Edon Byrnes, partner in corporate M&A at law firm Ogier Leman, said existing trends gave some indication of how the retail sector was responding.

“There are a number of retailers who are moving away from bricks and mortar toward online, so some are setting up essentially virtual shops within the metaverse,” he said.

Unsurprisingly, the first movers in the metaverse have so far tended to be either niche players or larger entities with an appetite for experimentation. For the moment, then, corner stores that got click-and-collect working during the pandemic can remain untroubled.

“At the minute it’s the bigger brands such as Adidas, and fashion brands in particular,” said Byrnes.

Indeed, famed US retailer Gap closed its entire bricks and mortar operation in Ireland and Britain in 2021, shuttering all 19 stores as a result of the pandemic and moving online. This year it entered the metaverse.

But will the 3D, immersive world of the metaverse prove a draw to others? Some retailers are already dipping a toe in the water. French fashion brand Lacoste has opened a metaverse shop in conjunction with virtual reality solutions developer Emperia.

Digital marketing agency Razorfish recently published a report saying virtual reality was natural to Gen Z, and that this created real opportunities for retail.

It also raises a raft of legal and compliance questions.

“Data protection issues arise with online purchases already. With the metaverse, particularly where it may be younger users, extra regulation and safeguards are required in relation to how they give consent,” said Byrnes.

In addition, the metaverse as it stands is not a single platform like Facebook or Twitter. Instead, it is – or promises to be – a virtual reality internet and, like the internet we know today, it will be decentralised.

“There is no unitary metaverse. There are any number of platforms, though of course in the end there may only be one winner. But for the moment choosing which one is an issue,” said Byrnes.

This raises potential jurisdictional questions, he said.

“Data breaches, too, are a challenge, and there is a jurisdictional issue around them.

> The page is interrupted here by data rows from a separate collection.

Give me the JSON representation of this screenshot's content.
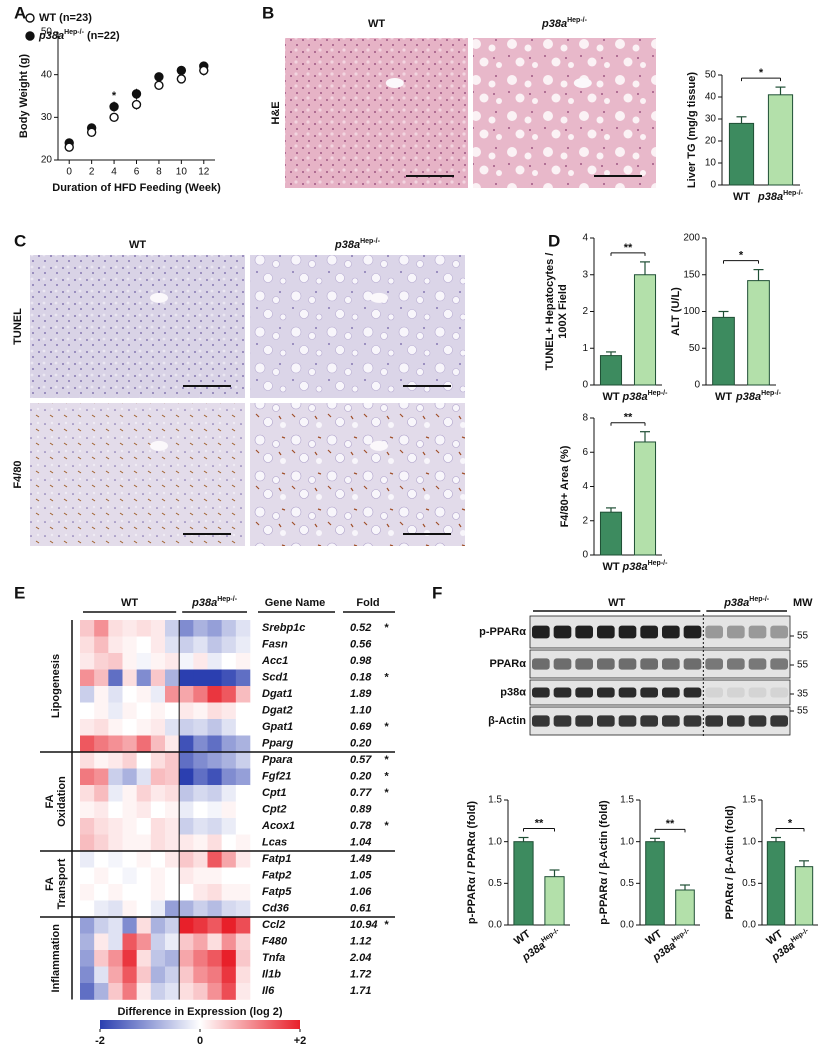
{
  "panel_letters": [
    "A",
    "B",
    "C",
    "D",
    "E",
    "F"
  ],
  "histology": [
    {
      "columns": [
        "WT",
        "p38a"
      ],
      "column_sup": [
        null,
        "Hep-/-"
      ],
      "rows": [
        "H&E"
      ]
    },
    {
      "columns": [
        "WT",
        "p38a"
      ],
      "column_sup": [
        null,
        "Hep-/-"
      ],
      "rows": [
        "TUNEL",
        "F4/80"
      ]
    }
  ],
  "blot": {
    "groups": [
      {
        "label": "WT"
      },
      {
        "label": "p38a",
        "sup": "Hep-/-"
      }
    ],
    "mw_header": "MW",
    "rows": [
      "p-PPARα",
      "PPARα",
      "p38α",
      "β-Actin"
    ],
    "mw": [
      "55",
      "55",
      "35",
      "55"
    ]
  },
  "chart_data": [
    {
      "type": "scatter",
      "ylabel": "Body Weight (g)",
      "xlabel": "Duration of HFD Feeding (Week)",
      "x": [
        0,
        2,
        4,
        6,
        8,
        10,
        12
      ],
      "xlim": [
        -1,
        13
      ],
      "xticks": [
        0,
        2,
        4,
        6,
        8,
        10,
        12
      ],
      "ylim": [
        20,
        50
      ],
      "yticks": [
        20,
        30,
        40,
        50
      ],
      "series": [
        {
          "name": "WT (n=23)",
          "marker": "open",
          "color": "#111111",
          "values": [
            23,
            26.5,
            30,
            33,
            37.5,
            39,
            41
          ],
          "errors": [
            1,
            0.8,
            1,
            1.2,
            1,
            1,
            1.2
          ]
        },
        {
          "name": "p38a",
          "name_sup": "Hep-/-",
          "name_suffix": " (n=22)",
          "marker": "filled",
          "color": "#111111",
          "values": [
            24,
            27.5,
            32.5,
            35.5,
            39.5,
            41,
            42
          ],
          "errors": [
            1,
            0.8,
            1.2,
            1.2,
            1,
            1,
            1
          ]
        }
      ],
      "annotations": [
        {
          "text": "*",
          "x": 4,
          "y": 35
        }
      ]
    },
    {
      "type": "bar",
      "ylabel": [
        "Liver TG (mg/g tissue)"
      ],
      "categories": [
        "WT",
        "p38a"
      ],
      "category_sup": [
        null,
        "Hep-/-"
      ],
      "values": [
        28,
        41
      ],
      "errors": [
        3,
        3.5
      ],
      "colors": [
        "#3d8b5f",
        "#b3e0aa"
      ],
      "ylim": [
        0,
        50
      ],
      "yticks": [
        0,
        10,
        20,
        30,
        40,
        50
      ],
      "annotation": "*"
    },
    {
      "type": "bar",
      "ylabel": [
        "TUNEL+ Hepatocytes /",
        "100X Field"
      ],
      "categories": [
        "WT",
        "p38a"
      ],
      "category_sup": [
        null,
        "Hep-/-"
      ],
      "values": [
        0.8,
        3.0
      ],
      "errors": [
        0.1,
        0.35
      ],
      "colors": [
        "#3d8b5f",
        "#b3e0aa"
      ],
      "ylim": [
        0,
        4
      ],
      "yticks": [
        0,
        1,
        2,
        3,
        4
      ],
      "annotation": "**"
    },
    {
      "type": "bar",
      "ylabel": [
        "ALT (U/L)"
      ],
      "categories": [
        "WT",
        "p38a"
      ],
      "category_sup": [
        null,
        "Hep-/-"
      ],
      "values": [
        92,
        142
      ],
      "errors": [
        8,
        15
      ],
      "colors": [
        "#3d8b5f",
        "#b3e0aa"
      ],
      "ylim": [
        0,
        200
      ],
      "yticks": [
        0,
        50,
        100,
        150,
        200
      ],
      "annotation": "*"
    },
    {
      "type": "bar",
      "ylabel": [
        "F4/80+ Area (%)"
      ],
      "categories": [
        "WT",
        "p38a"
      ],
      "category_sup": [
        null,
        "Hep-/-"
      ],
      "values": [
        2.5,
        6.6
      ],
      "errors": [
        0.25,
        0.6
      ],
      "colors": [
        "#3d8b5f",
        "#b3e0aa"
      ],
      "ylim": [
        0,
        8
      ],
      "yticks": [
        0,
        2,
        4,
        6,
        8
      ],
      "annotation": "**"
    },
    {
      "type": "heatmap",
      "column_groups": [
        {
          "label": "WT"
        },
        {
          "label": "p38a",
          "sup": "Hep-/-"
        }
      ],
      "gene_header": "Gene Name",
      "fold_header": "Fold",
      "colorbar": {
        "title": "Difference in Expression (log 2)",
        "lim": [
          -2,
          2
        ],
        "ticks": [
          -2,
          0,
          {
            "value": 2,
            "label": "+2"
          }
        ]
      },
      "groups": [
        {
          "label": [
            "Lipogenesis"
          ],
          "rows": [
            {
              "gene": "Srebp1c",
              "fold": "0.52",
              "star": "*",
              "color": "#3b56b8",
              "wt": [
                0.5,
                1.0,
                0.3,
                0.2,
                0.3,
                0.2,
                -0.5
              ],
              "ko": [
                -1.2,
                -0.8,
                -1,
                -0.6,
                -0.3
              ]
            },
            {
              "gene": "Fasn",
              "fold": "0.56",
              "color": "#111111",
              "wt": [
                0.3,
                0.6,
                0.2,
                0.1,
                0,
                0.2,
                -0.3
              ],
              "ko": [
                -0.5,
                -0.3,
                -0.6,
                -0.4,
                -0.2
              ]
            },
            {
              "gene": "Acc1",
              "fold": "0.98",
              "color": "#111111",
              "wt": [
                0.2,
                0.4,
                0.5,
                0.1,
                -0.1,
                0.1,
                0.2
              ],
              "ko": [
                -0.1,
                0.2,
                -0.2,
                0,
                0.1
              ]
            },
            {
              "gene": "Scd1",
              "fold": "0.18",
              "star": "*",
              "color": "#3b56b8",
              "wt": [
                1.0,
                0.6,
                -1.5,
                0.3,
                -1.2,
                0.5,
                -0.8
              ],
              "ko": [
                -2,
                -2,
                -2,
                -1.8,
                -1.5
              ]
            },
            {
              "gene": "Dgat1",
              "fold": "1.89",
              "color": "#111111",
              "wt": [
                -0.5,
                0.1,
                -0.3,
                0,
                0.1,
                -0.2,
                1.0
              ],
              "ko": [
                0.8,
                1.2,
                1.8,
                1.5,
                0.6
              ]
            },
            {
              "gene": "Dgat2",
              "fold": "1.10",
              "color": "#111111",
              "wt": [
                0,
                0.1,
                -0.2,
                0.1,
                0,
                0.1,
                0
              ],
              "ko": [
                0.2,
                0.1,
                0.3,
                0.2,
                0
              ]
            },
            {
              "gene": "Gpat1",
              "fold": "0.69",
              "star": "*",
              "color": "#3b56b8",
              "wt": [
                0.2,
                0.3,
                0.1,
                0,
                0.1,
                0.2,
                -0.3
              ],
              "ko": [
                -0.5,
                -0.4,
                -0.6,
                -0.3,
                0
              ]
            },
            {
              "gene": "Pparg",
              "fold": "0.20",
              "color": "#111111",
              "wt": [
                1.5,
                1.2,
                1.0,
                0.8,
                1.3,
                0.6,
                0.2
              ],
              "ko": [
                -1.8,
                -1.2,
                -1.5,
                -1.0,
                -0.8
              ]
            }
          ]
        },
        {
          "label": [
            "FA",
            "Oxidation"
          ],
          "rows": [
            {
              "gene": "Ppara",
              "fold": "0.57",
              "star": "*",
              "color": "#3b56b8",
              "wt": [
                0.3,
                0.1,
                0.2,
                0.4,
                0,
                0.3,
                0.5
              ],
              "ko": [
                -1.5,
                -1.2,
                -1.0,
                -0.8,
                -0.5
              ]
            },
            {
              "gene": "Fgf21",
              "fold": "0.20",
              "star": "*",
              "color": "#3b56b8",
              "wt": [
                1.2,
                1.0,
                -0.5,
                -0.8,
                -0.3,
                0.6,
                0.5
              ],
              "ko": [
                -2,
                -1.5,
                -1.8,
                -1.2,
                -1.0
              ]
            },
            {
              "gene": "Cpt1",
              "fold": "0.77",
              "star": "*",
              "color": "#3b56b8",
              "wt": [
                0.3,
                0.6,
                -0.2,
                0.1,
                0.4,
                0.2,
                0.3
              ],
              "ko": [
                -0.6,
                -0.4,
                -0.5,
                -0.2,
                0
              ]
            },
            {
              "gene": "Cpt2",
              "fold": "0.89",
              "color": "#111111",
              "wt": [
                0.1,
                0.2,
                0,
                0.1,
                0.2,
                0,
                0.1
              ],
              "ko": [
                -0.2,
                0,
                -0.1,
                0.1,
                0
              ]
            },
            {
              "gene": "Acox1",
              "fold": "0.78",
              "star": "*",
              "color": "#3b56b8",
              "wt": [
                0.5,
                0.3,
                0.2,
                0.1,
                0,
                0.3,
                0.2
              ],
              "ko": [
                -0.5,
                -0.3,
                -0.4,
                -0.2,
                0
              ]
            },
            {
              "gene": "Lcas",
              "fold": "1.04",
              "color": "#111111",
              "wt": [
                0.6,
                0.4,
                0.2,
                0.1,
                0.1,
                0.3,
                0.2
              ],
              "ko": [
                0.2,
                0.1,
                0.3,
                0,
                0.1
              ]
            }
          ]
        },
        {
          "label": [
            "FA",
            "Transport"
          ],
          "rows": [
            {
              "gene": "Fatp1",
              "fold": "1.49",
              "color": "#111111",
              "wt": [
                -0.2,
                0,
                -0.1,
                0,
                0.1,
                0,
                0.2
              ],
              "ko": [
                0.5,
                0.3,
                1.5,
                0.8,
                0.2
              ]
            },
            {
              "gene": "Fatp2",
              "fold": "1.05",
              "color": "#111111",
              "wt": [
                0,
                0.1,
                0,
                -0.1,
                0,
                0.1,
                0
              ],
              "ko": [
                0.2,
                0.1,
                0.1,
                0,
                0
              ]
            },
            {
              "gene": "Fatp5",
              "fold": "1.06",
              "color": "#111111",
              "wt": [
                0.1,
                0,
                0.1,
                0,
                0,
                0.1,
                0
              ],
              "ko": [
                0,
                0.2,
                0.3,
                0.1,
                0.1
              ]
            },
            {
              "gene": "Cd36",
              "fold": "0.61",
              "color": "#111111",
              "wt": [
                0,
                -0.2,
                -0.3,
                0.1,
                0,
                -0.2,
                -1.0
              ],
              "ko": [
                -0.8,
                -0.5,
                -0.7,
                -0.4,
                -0.3
              ]
            }
          ]
        },
        {
          "label": [
            "Inflammation"
          ],
          "rows": [
            {
              "gene": "Ccl2",
              "fold": "10.94",
              "star": "*",
              "color": "#e0202a",
              "wt": [
                -1.0,
                -0.5,
                -0.3,
                -1.2,
                0.3,
                -0.8,
                -0.5
              ],
              "ko": [
                2,
                1.8,
                1.5,
                2,
                1.6
              ]
            },
            {
              "gene": "F480",
              "fold": "1.12",
              "color": "#111111",
              "wt": [
                -0.8,
                0.2,
                -0.3,
                1.5,
                1.0,
                -0.5,
                -0.2
              ],
              "ko": [
                0.5,
                0.8,
                0.3,
                1.0,
                0.4
              ]
            },
            {
              "gene": "Tnfa",
              "fold": "2.04",
              "color": "#111111",
              "wt": [
                -1.0,
                0.5,
                1.0,
                1.8,
                0.3,
                -0.6,
                -0.8
              ],
              "ko": [
                0.8,
                1.2,
                1.5,
                2,
                0.5
              ]
            },
            {
              "gene": "Il1b",
              "fold": "1.72",
              "color": "#111111",
              "wt": [
                -1.2,
                -0.3,
                0.8,
                1.5,
                0.5,
                -0.8,
                -0.5
              ],
              "ko": [
                0.5,
                1.0,
                1.2,
                1.8,
                0.3
              ]
            },
            {
              "gene": "Il6",
              "fold": "1.71",
              "color": "#111111",
              "wt": [
                -1.5,
                -0.8,
                0.5,
                1.2,
                0.2,
                -0.5,
                -0.3
              ],
              "ko": [
                0.3,
                0.5,
                1.0,
                1.6,
                0.2
              ]
            }
          ]
        }
      ]
    },
    {
      "type": "bar",
      "ylabel": [
        "p-PPARα / PPARα (fold)"
      ],
      "categories": [
        "WT",
        "p38a"
      ],
      "category_sup": [
        null,
        "Hep-/-"
      ],
      "values": [
        1.0,
        0.58
      ],
      "errors": [
        0.05,
        0.08
      ],
      "colors": [
        "#3d8b5f",
        "#b3e0aa"
      ],
      "ylim": [
        0,
        1.5
      ],
      "yticks": [
        {
          "value": 0,
          "label": "0.0"
        },
        0.5,
        {
          "value": 1,
          "label": "1.0"
        },
        1.5
      ],
      "annotation": "**"
    },
    {
      "type": "bar",
      "ylabel": [
        "p-PPARα / β-Actin (fold)"
      ],
      "categories": [
        "WT",
        "p38a"
      ],
      "category_sup": [
        null,
        "Hep-/-"
      ],
      "values": [
        1.0,
        0.42
      ],
      "errors": [
        0.04,
        0.06
      ],
      "colors": [
        "#3d8b5f",
        "#b3e0aa"
      ],
      "ylim": [
        0,
        1.5
      ],
      "yticks": [
        {
          "value": 0,
          "label": "0.0"
        },
        0.5,
        {
          "value": 1,
          "label": "1.0"
        },
        1.5
      ],
      "annotation": "**"
    },
    {
      "type": "bar",
      "ylabel": [
        "PPARα / β-Actin (fold)"
      ],
      "categories": [
        "WT",
        "p38a"
      ],
      "category_sup": [
        null,
        "Hep-/-"
      ],
      "values": [
        1.0,
        0.7
      ],
      "errors": [
        0.05,
        0.07
      ],
      "colors": [
        "#3d8b5f",
        "#b3e0aa"
      ],
      "ylim": [
        0,
        1.5
      ],
      "yticks": [
        {
          "value": 0,
          "label": "0.0"
        },
        0.5,
        {
          "value": 1,
          "label": "1.0"
        },
        1.5
      ],
      "annotation": "*"
    }
  ]
}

When this develops further into transactions/contracts for sale, you also have the question of which jurisdiction applies.

“That is very much the case with decentralised platforms,” he said.

Protecting intellectual property in the face of digital counterfeiting will also be of concern to established brands.

“There will also be issues around intellectual property; that is certain,” said Byrnes.

In fact, there already are: in January, it was reported that French luxury brand Hermès was suing an artist for making knock-off Birkin handbags in the metaverse.

Ultimately, what all this underscores is that however bizarre it may seem to those of us who have no interest in virtual reality, the metaverse is already a place where people interact and, more to the point, transact – and not always in ways that brands appreciate.

Indeed, metaverse real-estate sales topped US$501 million (€483.8 million) in 2021, and in February analysts predicted that by the end of 2022 that figure could double. And the half a billion, reported by MetaMetric Solutions, concerned only the four biggest metaverse platforms.

“At the moment it may seem like a curiosity, but it has come up, with more than one client asking about it,” said Byrnes.